The city of Atlanta on Nov. 28 launched its new Bigbelly recycling program, which will transform a core city service by embracing smart technology for waste and recycling collections. The new program places smart, double-station waste and recycling bins in 160 locations in downtown Atlanta, the Westside and Little Five Points neighborhood, which help keep communities clean, advance environmental goals and support smart city efforts.
Atlanta will now join the ranks of other leading cities such as New York, Los Angeles, Dublin and London that use Bigbelly’s smart waste system.
Bigbelly units are solar-powered and compact waste to hold five times as much waste as a traditional trash bin.
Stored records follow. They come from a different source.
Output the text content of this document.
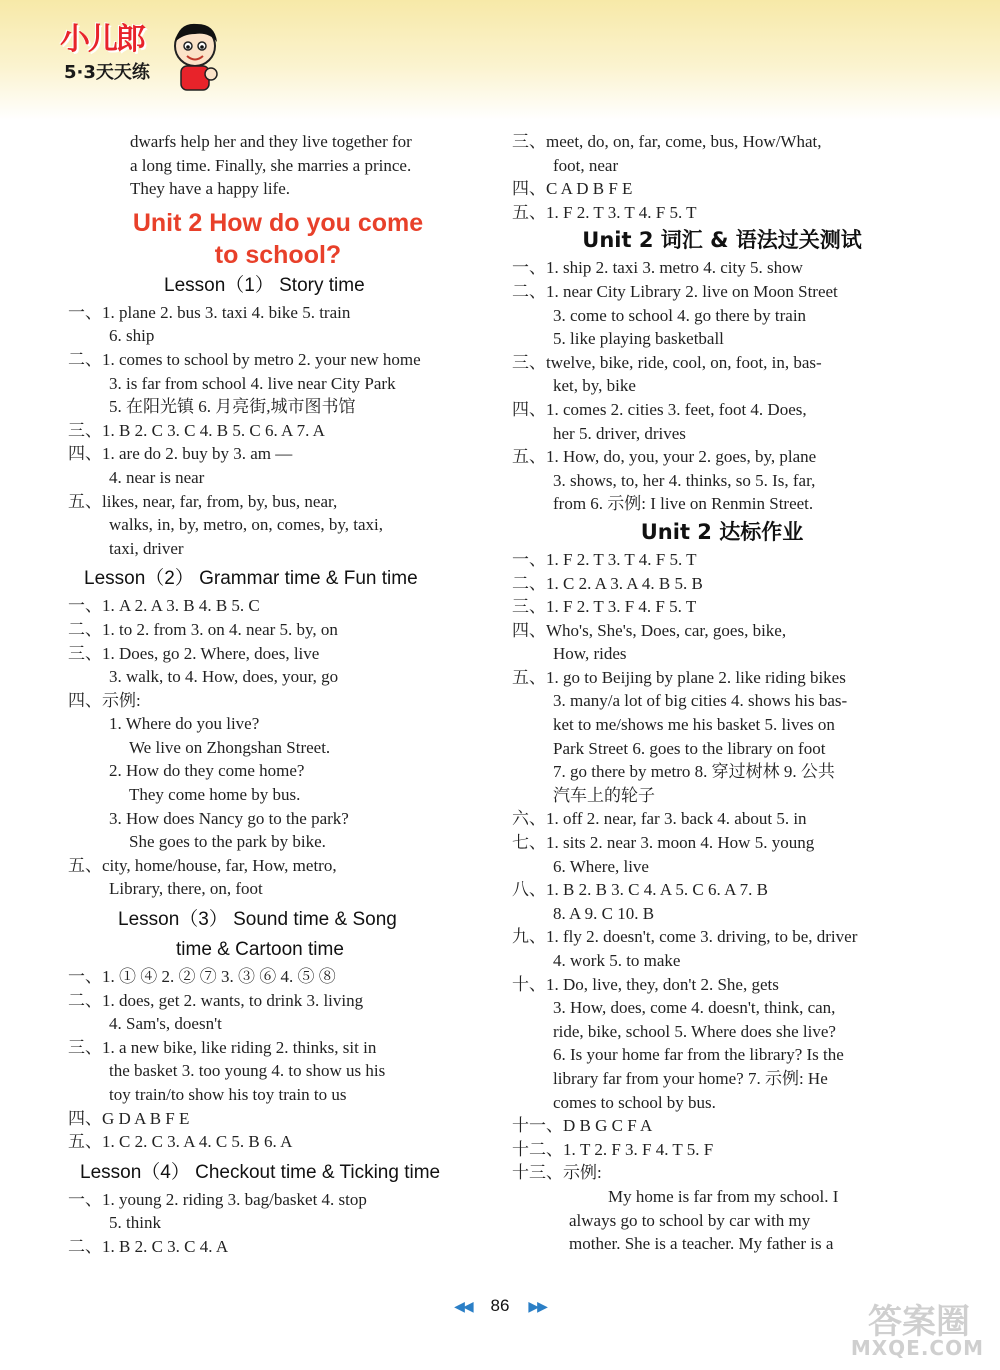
小儿郎
5·3天天练
dwarfs help her and they live together for
a long time. Finally, she marries a prince.
They have a happy life.
Unit 2 How do you come
to school?
Lesson（1） Story time
一、1. plane 2. bus 3. taxi 4. bike 5. train
6. ship
二、1. comes to school by metro 2. your new home
3. is far from school 4. live near City Park
5. 在阳光镇 6. 月亮街,城市图书馆
三、1. B 2. C 3. C 4. B 5. C 6. A 7. A
四、1. are do 2. buy by 3. am —
4. near is near
五、likes, near, far, from, by, bus, near,
walks, in, by, metro, on, comes, by, taxi,
taxi, driver
Lesson（2） Grammar time & Fun time
一、1. A 2. A 3. B 4. B 5. C
二、1. to 2. from 3. on 4. near 5. by, on
三、1. Does, go 2. Where, does, live
3. walk, to 4. How, does, your, go
四、示例:
1. Where do you live?
We live on Zhongshan Street.
2. How do they come home?
They come home by bus.
3. How does Nancy go to the park?
She goes to the park by bike.
五、city, home/house, far, How, metro,
Library, there, on, foot
Lesson（3） Sound time & Song
time & Cartoon time
一、1. ① ④ 2. ② ⑦ 3. ③ ⑥ 4. ⑤ ⑧
二、1. does, get 2. wants, to drink 3. living
4. Sam's, doesn't
三、1. a new bike, like riding 2. thinks, sit in
the basket 3. too young 4. to show us his
toy train/to show his toy train to us
四、G D A B F E
五、1. C 2. C 3. A 4. C 5. B 6. A
Lesson（4） Checkout time & Ticking time
一、1. young 2. riding 3. bag/basket 4. stop
5. think
二、1. B 2. C 3. C 4. A
三、meet, do, on, far, come, bus, How/What,
foot, near
四、C A D B F E
五、1. F 2. T 3. T 4. F 5. T
Unit 2 词汇 & 语法过关测试
一、1. ship 2. taxi 3. metro 4. city 5. show
二、1. near City Library 2. live on Moon Street
3. come to school 4. go there by train
5. like playing basketball
三、twelve, bike, ride, cool, on, foot, in, bas-
ket, by, bike
四、1. comes 2. cities 3. feet, foot 4. Does,
her 5. driver, drives
五、1. How, do, you, your 2. goes, by, plane
3. shows, to, her 4. thinks, so 5. Is, far,
from 6. 示例: I live on Renmin Street.
Unit 2 达标作业
一、1. F 2. T 3. T 4. F 5. T
二、1. C 2. A 3. A 4. B 5. B
三、1. F 2. T 3. F 4. F 5. T
四、Who's, She's, Does, car, goes, bike,
How, rides
五、1. go to Beijing by plane 2. like riding bikes
3. many/a lot of big cities 4. shows his bas-
ket to me/shows me his basket 5. lives on
Park Street 6. goes to the library on foot
7. go there by metro 8. 穿过树林 9. 公共
汽车上的轮子
六、1. off 2. near, far 3. back 4. about 5. in
七、1. sits 2. near 3. moon 4. How 5. young
6. Where, live
八、1. B 2. B 3. C 4. A 5. C 6. A 7. B
8. A 9. C 10. B
九、1. fly 2. doesn't, come 3. driving, to be, driver
4. work 5. to make
十、1. Do, live, they, don't 2. She, gets
3. How, does, come 4. doesn't, think, can,
ride, bike, school 5. Where does she live?
6. Is your home far from the library? Is the
library far from your home? 7. 示例: He
comes to school by bus.
十一、D B G C F A
十二、1. T 2. F 3. F 4. T 5. F
十三、示例:
My home is far from my school. I
always go to school by car with my
mother. She is a teacher. My father is a
◀◀ 86 ▶▶	答案圈
MXQE.COM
Through smart sensors, the units communicate to a centralized dashboard to alert crews when stations are ready for waste and recycling collection. The program has been financed through an innovative public-private partnership. Green City Solutions, LLC Green City has subsidized the majority of the capital investment through the sale of advertising on the units. As part of the City’s agreement with Green City, artwork from local artists and public service messages will be displayed on the front sides of some Bigbelly units.
“The City of Atlanta is a vibrant, progressive community with a commitment to making their spaces cleaner and more enjoyable,” said Brian Phillips, CEO of Bigbelly. “We welcome Atlanta to the ranks of other metropolitan cities transforming public space waste and recycling with Bigbelly. The city’s adoption leads to an enhanced urban environment that is cleaner, greener and more connected for the community.
By providing advertising space on the Bigbelly units, the city is able to promote major public events such as the Atlanta Jazz Festival to more than 1.6 million people per day. The advertisements also generate revenue for the city’s solid waste program. Founding advertisers include the Fernbank Museum of Natural History, Up-TV, Invest Atlanta, Peach State Health and Georgia Pacific.
The City of Atlanta plans to expand the Bigbelly program to more neighborhoods over the next year.